La métaphore du train sans freins qui file à toute allure. L’image angoissante d’une Union européenne avec non seulement la Turquie, mais aussi l’Ukraine, la Géorgie et le Pétaouchnok, devenue ingouvernable, s’effritant à cause des différences de culture et de développement économique...

Cette crainte est nourrie par l’absence de frontière orientale nette, et le fait que l’élargissement semble être l’activité principale de l’Union. La paix, la sécurité et la stabilité via l’intégration. Après 1989, l’élargissement à douze Etats membres supplémentaires était dans l’ordre des choses, même si tout le monde savait que certains candidats à l’adhésion n’étaient pas encore prêts.

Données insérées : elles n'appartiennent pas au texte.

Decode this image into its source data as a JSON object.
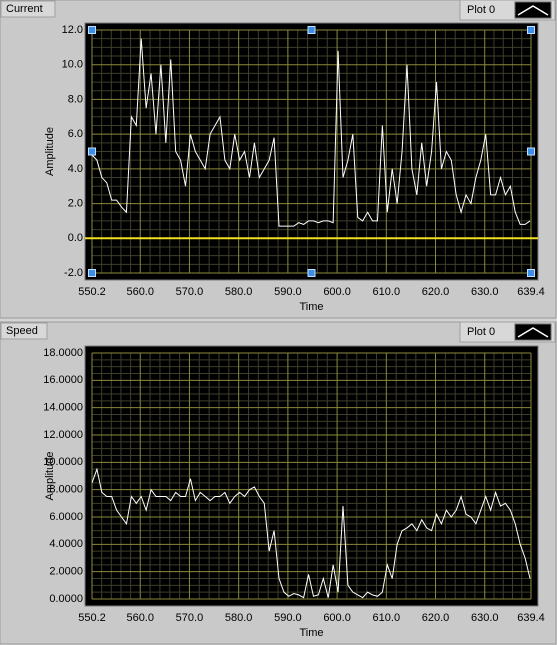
{
  "chart_data": [
    {
      "type": "line",
      "title": "Current",
      "xlabel": "Time",
      "ylabel": "Amplitude",
      "x": [
        550.2,
        551.2,
        552.2,
        553.2,
        554.2,
        555.2,
        556.2,
        557.2,
        558.2,
        559.2,
        560.2,
        561.2,
        562.2,
        563.2,
        564.2,
        565.2,
        566.2,
        567.2,
        568.2,
        569.2,
        570.2,
        571.2,
        572.2,
        573.2,
        574.2,
        575.2,
        576.2,
        577.2,
        578.2,
        579.2,
        580.2,
        581.2,
        582.2,
        583.2,
        584.2,
        585.2,
        586.2,
        587.2,
        588.2,
        589.2,
        590.2,
        591.2,
        592.2,
        593.2,
        594.2,
        595.2,
        596.2,
        597.2,
        598.2,
        599.2,
        600.2,
        601.2,
        602.2,
        603.2,
        604.2,
        605.2,
        606.2,
        607.2,
        608.2,
        609.2,
        610.2,
        611.2,
        612.2,
        613.2,
        614.2,
        615.2,
        616.2,
        617.2,
        618.2,
        619.2,
        620.2,
        621.2,
        622.2,
        623.2,
        624.2,
        625.2,
        626.2,
        627.2,
        628.2,
        629.2,
        630.2,
        631.2,
        632.2,
        633.2,
        634.2,
        635.2,
        636.2,
        637.2,
        638.2,
        639.2
      ],
      "series": [
        {
          "name": "Plot 0",
          "color": "#ffffff",
          "values": [
            4.8,
            4.5,
            3.5,
            3.2,
            2.2,
            2.2,
            1.8,
            1.5,
            7,
            6.5,
            11.5,
            7.5,
            9.5,
            6,
            10,
            5.5,
            10.3,
            5,
            4.5,
            3,
            6,
            5,
            4.5,
            4,
            6,
            6.5,
            7,
            4.5,
            4,
            6,
            4.5,
            5,
            3.5,
            5.5,
            3.5,
            4,
            4.5,
            5.8,
            0.7,
            0.7,
            0.7,
            0.7,
            0.9,
            0.8,
            1,
            1,
            0.9,
            1,
            1,
            0.9,
            10.8,
            3.5,
            4.5,
            6,
            1.2,
            1,
            1.5,
            1,
            1,
            6.5,
            1.5,
            4,
            2,
            5,
            10,
            4,
            2.5,
            5.5,
            3,
            5,
            9,
            4,
            5,
            4.5,
            2.5,
            1.5,
            2.5,
            2,
            3.5,
            4.5,
            6,
            2.5,
            2.5,
            3.5,
            2.5,
            3,
            1.5,
            0.8,
            0.8,
            1
          ]
        }
      ],
      "xlim": [
        550.2,
        639.4
      ],
      "ylim": [
        -2,
        12
      ],
      "xticks": [
        550.2,
        {
          "value": 560,
          "label": "560.0"
        },
        {
          "value": 570,
          "label": "570.0"
        },
        {
          "value": 580,
          "label": "580.0"
        },
        {
          "value": 590,
          "label": "590.0"
        },
        {
          "value": 600,
          "label": "600.0"
        },
        {
          "value": 610,
          "label": "610.0"
        },
        {
          "value": 620,
          "label": "620.0"
        },
        {
          "value": 630,
          "label": "630.0"
        },
        639.4
      ],
      "yticks": [
        {
          "value": -2,
          "label": "-2.0"
        },
        {
          "value": 0,
          "label": "0.0"
        },
        {
          "value": 2,
          "label": "2.0"
        },
        {
          "value": 4,
          "label": "4.0"
        },
        {
          "value": 6,
          "label": "6.0"
        },
        {
          "value": 8,
          "label": "8.0"
        },
        {
          "value": 10,
          "label": "10.0"
        },
        {
          "value": 12,
          "label": "12.0"
        }
      ],
      "grid": true
    },
    {
      "type": "line",
      "title": "Speed",
      "xlabel": "Time",
      "ylabel": "Amplitude",
      "x": [
        550.2,
        551.2,
        552.2,
        553.2,
        554.2,
        555.2,
        556.2,
        557.2,
        558.2,
        559.2,
        560.2,
        561.2,
        562.2,
        563.2,
        564.2,
        565.2,
        566.2,
        567.2,
        568.2,
        569.2,
        570.2,
        571.2,
        572.2,
        573.2,
        574.2,
        575.2,
        576.2,
        577.2,
        578.2,
        579.2,
        580.2,
        581.2,
        582.2,
        583.2,
        584.2,
        585.2,
        586.2,
        587.2,
        588.2,
        589.2,
        590.2,
        591.2,
        592.2,
        593.2,
        594.2,
        595.2,
        596.2,
        597.2,
        598.2,
        599.2,
        600.2,
        601.2,
        602.2,
        603.2,
        604.2,
        605.2,
        606.2,
        607.2,
        608.2,
        609.2,
        610.2,
        611.2,
        612.2,
        613.2,
        614.2,
        615.2,
        616.2,
        617.2,
        618.2,
        619.2,
        620.2,
        621.2,
        622.2,
        623.2,
        624.2,
        625.2,
        626.2,
        627.2,
        628.2,
        629.2,
        630.2,
        631.2,
        632.2,
        633.2,
        634.2,
        635.2,
        636.2,
        637.2,
        638.2,
        639.2
      ],
      "series": [
        {
          "name": "Plot 0",
          "color": "#ffffff",
          "values": [
            8.5,
            9.5,
            7.8,
            7.5,
            7.5,
            6.5,
            6,
            5.5,
            7.5,
            7,
            7.5,
            6.5,
            8,
            7.5,
            7.5,
            7.5,
            7.2,
            7.8,
            7.5,
            7.5,
            8.8,
            7.2,
            7.8,
            7.5,
            7.2,
            7.5,
            7.5,
            7.8,
            7,
            7.5,
            7.8,
            7.5,
            8,
            8.2,
            7.5,
            7,
            3.5,
            5,
            1.5,
            0.5,
            0.2,
            0.4,
            0.3,
            0.1,
            1.8,
            0.2,
            0.3,
            1.5,
            0.1,
            2.5,
            0.5,
            6.8,
            1,
            0.5,
            0.3,
            0.1,
            0.5,
            0.3,
            0.2,
            0.5,
            2.5,
            1.5,
            4,
            5,
            5.2,
            5.5,
            5,
            5.8,
            5.2,
            5,
            6.2,
            5.5,
            6.5,
            6,
            6.5,
            7.5,
            6.2,
            6,
            5.5,
            6.5,
            7.5,
            6.5,
            7.8,
            6.8,
            7,
            6.5,
            5.5,
            4,
            3,
            1.5
          ]
        }
      ],
      "xlim": [
        550.2,
        639.4
      ],
      "ylim": [
        0,
        18
      ],
      "xticks": [
        550.2,
        {
          "value": 560,
          "label": "560.0"
        },
        {
          "value": 570,
          "label": "570.0"
        },
        {
          "value": 580,
          "label": "580.0"
        },
        {
          "value": 590,
          "label": "590.0"
        },
        {
          "value": 600,
          "label": "600.0"
        },
        {
          "value": 610,
          "label": "610.0"
        },
        {
          "value": 620,
          "label": "620.0"
        },
        {
          "value": 630,
          "label": "630.0"
        },
        639.4
      ],
      "yticks": [
        {
          "value": 0,
          "label": "0.0000"
        },
        {
          "value": 2,
          "label": "2.0000"
        },
        {
          "value": 4,
          "label": "4.0000"
        },
        {
          "value": 6,
          "label": "6.0000"
        },
        {
          "value": 8,
          "label": "8.0000"
        },
        {
          "value": 10,
          "label": "10.0000"
        },
        {
          "value": 12,
          "label": "12.0000"
        },
        {
          "value": 14,
          "label": "14.0000"
        },
        {
          "value": 16,
          "label": "16.0000"
        },
        {
          "value": 18,
          "label": "18.0000"
        }
      ],
      "grid": true
    }
  ]
}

D’aucuns estiment qu’ainsi, on a brûlé une étape : cette décision a confirmé le caractère purement politique de l’élargissement, et elle a à tel point modifié le caractère de l’Union que, désormais, si l’on ajoutait encore quelques membres, cela ne ferait pas de grande différence.

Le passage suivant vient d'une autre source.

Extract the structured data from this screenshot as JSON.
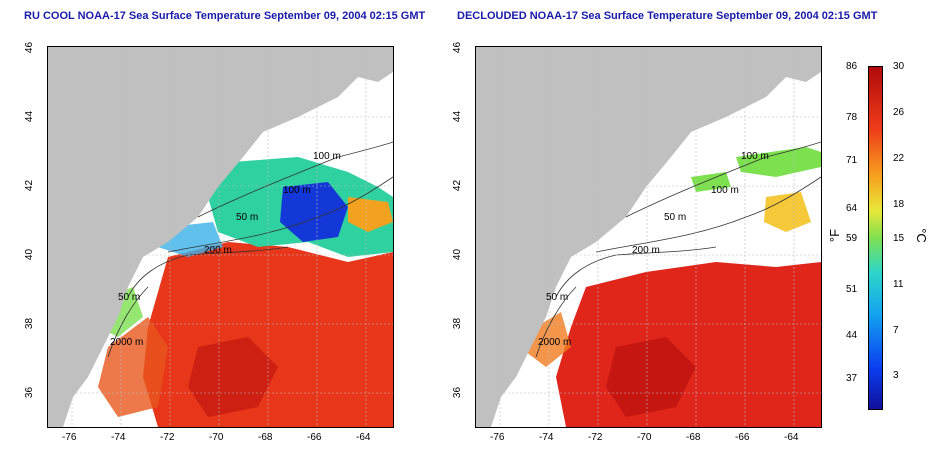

Et de fait, ce n’est pas fini : des pourparlers officiels sont en cours avec quatre autres pays candidats (la Croatie, la Macédoine, le Monténégro et la Serbie), plus deux pays des Balkans (l’Albanie et la Bosnie-Herzégovine, si elle n’éclate pas). Des Etats situés pratiquement au cœur de l’Europe. “En outre, souligne le politologue belge Hendrik Vos, si ces pays finissent par faire ce que nous avons exigé d’eux il y a des années, il sera difficile de leur dire : bien joué, mais nous ne sommes pas prêts. Restez encore un peu en dehors.

Le droit de veto pour chaque parlement national

On se chamaille souvent pour savoir si les frontières de l’Europe sont déterminées par la géographie, la démocratie, les politiques ou par les électeurs. La réponse est : par tout cela à la fois. Voilà pourquoi l’idée que l’Union ne cesse de s’étendre est erronée.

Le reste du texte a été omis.